Die technische Funktionsweise des ADDW-Systems

Das verpflichtende ADDW-System erfasst Blick­richtung, Augen­bewe­gungen und Kopf­haltung der fahrenden Person. Blickt der Fahrer bei Geschwin­dig­keiten von mehr als 20 km/h zu lange von der Fahrbahn weg – etwa auf ein Smartphone oder das Info­tainment-Display –, löst das Fahrzeug eine optische und akustische Warnung aus. Bei Geschwin­dig­keiten zwischen 20 und 50 km/h erfolgt diese Warnung nach sechs Sekunden Ablenkung, bei Geschwin­dig­keiten über 50 km/h bereits nach 3,5 Sekunden.

Bild: Monica Smekal / Gemini

Datenschutz und strenges Verarbeitungs­verbot

Die Sorge vor einer cloudbasierten Überwachung oder der Weitergabe von Live-Bildern an Behörden, Ver­siche­rungen oder Auto­mobil­hersteller ist unbe­gründet. Die Ver­ordnung schließt jede Form der externen Daten­über­tragung aus. Sämtliche Messungen finden in geschlos­senen Regel­kreisen innerhalb des Fahrzeugs statt. Es werden keine Gesichts­profile erstellt oder bio­metri­sche Merkmale gespei­chert, die eine Zuordnung zu einer bestimmten Person erlauben würden.
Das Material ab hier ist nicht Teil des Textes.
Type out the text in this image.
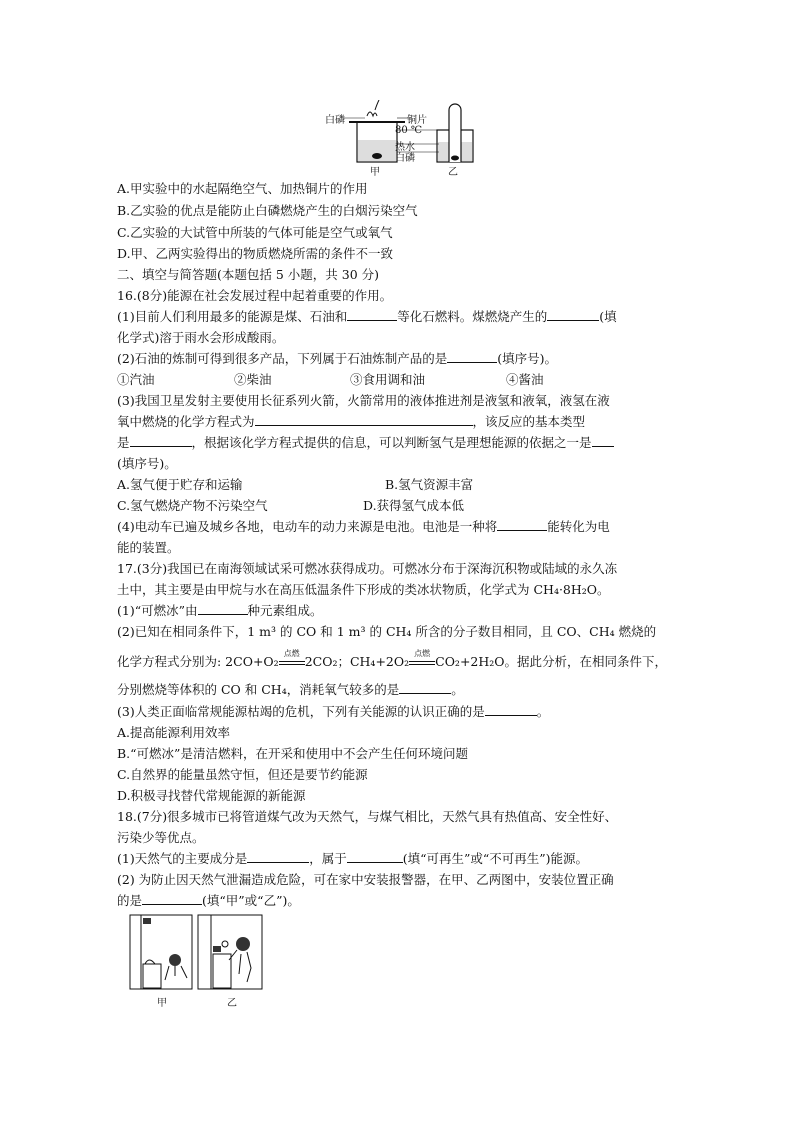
白磷	铜片
80 ℃
热水
白磷
甲	乙
A.甲实验中的水起隔绝空气、加热铜片的作用
B.乙实验的优点是能防止白磷燃烧产生的白烟污染空气
C.乙实验的大试管中所装的气体可能是空气或氧气
D.甲、乙两实验得出的物质燃烧所需的条件不一致
二、填空与简答题(本题包括 5 小题，共 30 分)
16.(8分)能源在社会发展过程中起着重要的作用。
(1)目前人们利用最多的能源是煤、石油和	等化石燃料。煤燃烧产生的	(填
化学式)溶于雨水会形成酸雨。
(2)石油的炼制可得到很多产品，下列属于石油炼制产品的是	(填序号)。
①汽油	②柴油	③食用调和油	④酱油
(3)我国卫星发射主要使用长征系列火箭，火箭常用的液体推进剂是液氢和液氧，液氢在液
氧中燃烧的化学方程式为	，该反应的基本类型
是	，根据该化学方程式提供的信息，可以判断氢气是理想能源的依据之一是
(填序号)。
A.氢气便于贮存和运输	B.氢气资源丰富
C.氢气燃烧产物不污染空气	D.获得氢气成本低
(4)电动车已遍及城乡各地，电动车的动力来源是电池。电池是一种将	能转化为电
能的装置。
17.(3分)我国已在南海领域试采可燃冰获得成功。可燃冰分布于深海沉积物或陆域的永久冻
土中，其主要是由甲烷与水在高压低温条件下形成的类冰状物质，化学式为 CH₄·8H₂O。
(1)“可燃冰”由	种元素组成。
(2)已知在相同条件下，1 m³ 的 CO 和 1 m³ 的 CH₄ 所含的分子数目相同，且 CO、CH₄ 燃烧的
化学方程式分别为: 2CO+O₂
点燃
2CO₂；CH₄+2O₂
点燃
CO₂+2H₂O。据此分析，在相同条件下，
分别燃烧等体积的 CO 和 CH₄，消耗氧气较多的是	。
(3)人类正面临常规能源枯竭的危机，下列有关能源的认识正确的是	。
A.提高能源利用效率
B.“可燃冰”是清洁燃料，在开采和使用中不会产生任何环境问题
C.自然界的能量虽然守恒，但还是要节约能源
D.积极寻找替代常规能源的新能源
18.(7分)很多城市已将管道煤气改为天然气，与煤气相比，天然气具有热值高、安全性好、
污染少等优点。
(1)天然气的主要成分是	，属于	(填“可再生”或“不可再生”)能源。
(2) 为防止因天然气泄漏造成危险，可在家中安装报警器，在甲、乙两图中，安装位置正确
的是	(填“甲”或“乙”)。
甲	乙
Bestandschutz für ältere Fahrzeuge

Die Regelung betrifft ausschließlich die Erst­zulassung von Neuwagen ab dem Stichtag 7. Juli 2026. Eine Nach­rüst­pflicht für bereits zuge­lassene Gebraucht­wagen besteht nicht.

Fazit

Die ab Juli 2026 verbindliche EU-Kamera­über­wachung in Neuwagen dient aus­schließ­lich der Erkennung von Sekunden­schlaf und Ablenkung am Steuer. Da die Aus­wertung der Kamera­signale aus­schließ­lich lokal und in Echtzeit ohne Auf­zeich­nung oder Netz­werk­anbindung erfolgt, findet eine Über­wachung im Sinne einer Personen­identi­fikation oder Daten­weiter­gabe nicht statt.